Le point de départ du traité est simple et constant : le revenu et les plus-values tirés d’un bien immobilier sont imposés dans le pays où ce bien est situé. Le texte renvoie à la notion de “real property” ou “immeuble”, qui recouvre le terrain, les bâtiments, certains droits réels, mais aussi, dans des cas précis, des actions de sociétés dont la valeur provient majoritairement d’immeubles.
Article 6 et article 13 : revenu locatif et plus-value
L’article 6 de la convention prévoit que les revenus tirés de l’exploitation directe, de la location ou de toute autre forme d’utilisation d’un bien immobilier peuvent être imposés dans l’État où se situe ce bien. Concrètement, un appartement à Méribel ou à Les Gets génère des revenus fonciers taxables en France, que le propriétaire soit résident de New York, de Dallas ou installé en France depuis des années.

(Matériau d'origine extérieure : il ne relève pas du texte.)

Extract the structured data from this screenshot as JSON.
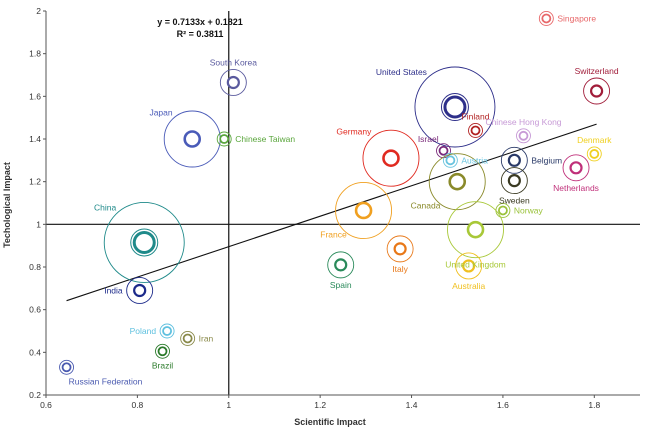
{
  "chart_data": {
    "type": "scatter",
    "title": "",
    "xlabel": "Scientific Impact",
    "ylabel": "Techological Impact",
    "xlim": [
      0.6,
      1.9
    ],
    "ylim": [
      0.2,
      2.0
    ],
    "xticks": [
      "0.6",
      "0.8",
      "1",
      "1.2",
      "1.4",
      "1.6",
      "1.8"
    ],
    "yticks": [
      "0.2",
      "0.4",
      "0.6",
      "0.8",
      "1",
      "1.2",
      "1.4",
      "1.6",
      "1.8",
      "2"
    ],
    "reference_lines": {
      "x": 1,
      "y": 1
    },
    "trendline": {
      "equation": "y = 0.7133x + 0.1821",
      "r2_label": "R² = 0.3811",
      "slope": 0.7133,
      "intercept": 0.1821,
      "x_range": [
        0.645,
        1.805
      ]
    },
    "points": [
      {
        "label": "Singapore",
        "x": 1.695,
        "y": 1.965,
        "size": "small",
        "color": "#e8686a",
        "label_pos": "right"
      },
      {
        "label": "Switzerland",
        "x": 1.805,
        "y": 1.625,
        "size": "medium",
        "color": "#a11d3a",
        "label_pos": "above"
      },
      {
        "label": "United States",
        "x": 1.495,
        "y": 1.55,
        "size": "xlarge",
        "color": "#2e2f8a",
        "label_pos": "above-left"
      },
      {
        "label": "South Korea",
        "x": 1.01,
        "y": 1.665,
        "size": "medium",
        "color": "#5a5a9e",
        "label_pos": "above"
      },
      {
        "label": "Japan",
        "x": 0.92,
        "y": 1.4,
        "size": "large",
        "color": "#4a5bb8",
        "label_pos": "above-left"
      },
      {
        "label": "Chinese Taiwan",
        "x": 0.99,
        "y": 1.4,
        "size": "small",
        "color": "#5aa63c",
        "label_pos": "right"
      },
      {
        "label": "Finland",
        "x": 1.54,
        "y": 1.44,
        "size": "small",
        "color": "#b22222",
        "label_pos": "above"
      },
      {
        "label": "Chinese Hong Kong",
        "x": 1.645,
        "y": 1.415,
        "size": "small",
        "color": "#c79ad6",
        "label_pos": "above"
      },
      {
        "label": "Denmark",
        "x": 1.8,
        "y": 1.33,
        "size": "small",
        "color": "#f0d020",
        "label_pos": "above"
      },
      {
        "label": "Germany",
        "x": 1.355,
        "y": 1.31,
        "size": "large",
        "color": "#e02a20",
        "label_pos": "above-left"
      },
      {
        "label": "Israel",
        "x": 1.47,
        "y": 1.345,
        "size": "small",
        "color": "#7a2a7a",
        "label_pos": "above-left"
      },
      {
        "label": "Austria",
        "x": 1.485,
        "y": 1.3,
        "size": "small",
        "color": "#6ac4df",
        "label_pos": "right"
      },
      {
        "label": "Belgium",
        "x": 1.625,
        "y": 1.3,
        "size": "medium",
        "color": "#2a3a68",
        "label_pos": "right"
      },
      {
        "label": "Netherlands",
        "x": 1.76,
        "y": 1.265,
        "size": "medium",
        "color": "#c0307a",
        "label_pos": "below"
      },
      {
        "label": "Sweden",
        "x": 1.625,
        "y": 1.205,
        "size": "medium",
        "color": "#3a3a22",
        "label_pos": "below"
      },
      {
        "label": "Canada",
        "x": 1.5,
        "y": 1.2,
        "size": "large",
        "color": "#8a8a2a",
        "label_pos": "below-left"
      },
      {
        "label": "Norway",
        "x": 1.6,
        "y": 1.065,
        "size": "small",
        "color": "#9ac23a",
        "label_pos": "right"
      },
      {
        "label": "France",
        "x": 1.295,
        "y": 1.065,
        "size": "large",
        "color": "#f0a020",
        "label_pos": "below-left"
      },
      {
        "label": "United Kingdom",
        "x": 1.54,
        "y": 0.975,
        "size": "large",
        "color": "#a8c838",
        "label_pos": "below"
      },
      {
        "label": "China",
        "x": 0.815,
        "y": 0.915,
        "size": "xlarge",
        "color": "#1f8a8a",
        "label_pos": "above-left"
      },
      {
        "label": "Italy",
        "x": 1.375,
        "y": 0.885,
        "size": "medium",
        "color": "#e87818",
        "label_pos": "below"
      },
      {
        "label": "Spain",
        "x": 1.245,
        "y": 0.81,
        "size": "medium",
        "color": "#2a8a5a",
        "label_pos": "below"
      },
      {
        "label": "Australia",
        "x": 1.525,
        "y": 0.805,
        "size": "medium",
        "color": "#f0c020",
        "label_pos": "below"
      },
      {
        "label": "India",
        "x": 0.805,
        "y": 0.69,
        "size": "medium",
        "color": "#1c2a8a",
        "label_pos": "left"
      },
      {
        "label": "Poland",
        "x": 0.865,
        "y": 0.5,
        "size": "small",
        "color": "#5ec0df",
        "label_pos": "left"
      },
      {
        "label": "Iran",
        "x": 0.91,
        "y": 0.465,
        "size": "small",
        "color": "#8a8a4a",
        "label_pos": "right"
      },
      {
        "label": "Brazil",
        "x": 0.855,
        "y": 0.405,
        "size": "small",
        "color": "#2a7a2a",
        "label_pos": "below"
      },
      {
        "label": "Russian Federation",
        "x": 0.645,
        "y": 0.33,
        "size": "small",
        "color": "#4a5ab0",
        "label_pos": "below-right"
      }
    ]
  }
}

L’article 13 prévoit que les gains issus de la cession d’un immeuble situé en France sont imposables dans ce pays, y compris en cas de détention indirecte via une société dont plus de 50 % de l’actif provient de biens immobiliers français.
La portée pratique de ce principe
Pour un propriétaire américain, les conséquences sont nettes :
C’est là qu’intervient l’architecture combinée du traité et des crédits d’impôt étrangers.

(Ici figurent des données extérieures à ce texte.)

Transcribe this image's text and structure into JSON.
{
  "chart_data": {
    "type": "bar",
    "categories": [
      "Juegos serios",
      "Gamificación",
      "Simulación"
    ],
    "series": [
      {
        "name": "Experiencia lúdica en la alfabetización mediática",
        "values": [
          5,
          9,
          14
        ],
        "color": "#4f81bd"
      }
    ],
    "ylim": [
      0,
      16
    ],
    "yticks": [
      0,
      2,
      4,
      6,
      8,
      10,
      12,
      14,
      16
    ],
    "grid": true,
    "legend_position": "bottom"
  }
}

Double imposition : comment la convention France–USA l’atténue

Sans mécanisme de coordination, un U.S. citizen résidant en France devrait payer intégralement l’impôt français puis intégralement l’impôt fédéral américain sur les mêmes loyers et plus-values. La convention, couplée aux règles internes américaines (Foreign Tax Credit, FEIE), a précisément pour objectif de limiter cette double peine.
Le Foreign Tax Credit (Form 1116) : la clé côté américain
Le traité renvoie, pour les particuliers, au système de Foreign Tax Credit (FTC), régi par le Code interne américain et matérialisé par le Form 1116. Le principe est le suivant :
Le contribuable américain calcule son impôt fédéral sur la totalité de ses revenus, y compris les loyers français. Il peut ensuite imputer l’impôt sur le revenu déjà payé en France sur ces mêmes loyers, dans la catégorie appropriée, généralement passive category income.

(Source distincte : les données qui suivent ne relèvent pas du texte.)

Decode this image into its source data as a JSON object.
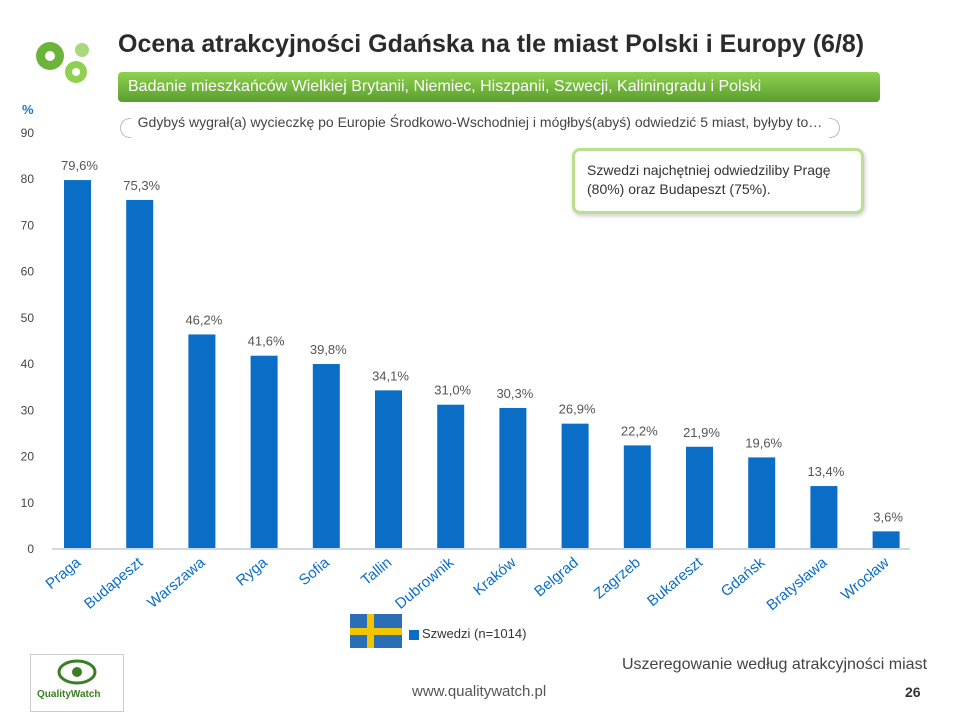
{
  "header": {
    "title": "Ocena atrakcyjności  Gdańska na tle miast Polski i Europy (6/8)",
    "subtitle": "Badanie mieszkańców Wielkiej Brytanii, Niemiec, Hiszpanii, Szwecji, Kaliningradu i Polski",
    "question": "Gdybyś wygrał(a) wycieczkę po Europie Środkowo-Wschodniej i mógłbyś(abyś) odwiedzić 5 miast, byłyby to…"
  },
  "callout": {
    "text": "Szwedzi  najchętniej  odwiedziliby  Pragę (80%) oraz Budapeszt (75%)."
  },
  "legend": {
    "label": "Szwedzi (n=1014)"
  },
  "footer": {
    "note": "Uszeregowanie według atrakcyjności miast",
    "url": "www.qualitywatch.pl",
    "page": "26",
    "logo_text": "QualityWatch"
  },
  "colors": {
    "bar": "#0b6ec6",
    "accent_green": "#6bb33a"
  },
  "chart_data": {
    "type": "bar",
    "ylabel": "%",
    "ylim": [
      0,
      90
    ],
    "yticks": [
      0,
      10,
      20,
      30,
      40,
      50,
      60,
      70,
      80,
      90
    ],
    "categories": [
      "Praga",
      "Budapeszt",
      "Warszawa",
      "Ryga",
      "Sofia",
      "Tallin",
      "Dubrownik",
      "Kraków",
      "Belgrad",
      "Zagrzeb",
      "Bukareszt",
      "Gdańsk",
      "Bratysława",
      "Wrocław"
    ],
    "series": [
      {
        "name": "Szwedzi (n=1014)",
        "values": [
          79.6,
          75.3,
          46.2,
          41.6,
          39.8,
          34.1,
          31.0,
          30.3,
          26.9,
          22.2,
          21.9,
          19.6,
          13.4,
          3.6
        ],
        "labels": [
          "79,6%",
          "75,3%",
          "46,2%",
          "41,6%",
          "39,8%",
          "34,1%",
          "31,0%",
          "30,3%",
          "26,9%",
          "22,2%",
          "21,9%",
          "19,6%",
          "13,4%",
          "3,6%"
        ]
      }
    ]
  }
}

En pratique, pour un propriétaire qui paie déjà l’impôt français au barème sur ses revenus fonciers, le crédit d’impôt étranger vient souvent annuler totalement l’impôt fédéral américain sur ces loyers. L’imposition économique réelle correspond alors au niveau français, éventuellement majoré de l’impôt d’un État américain, qui ne reconnaît pas toujours les crédits d’impôt étrangers.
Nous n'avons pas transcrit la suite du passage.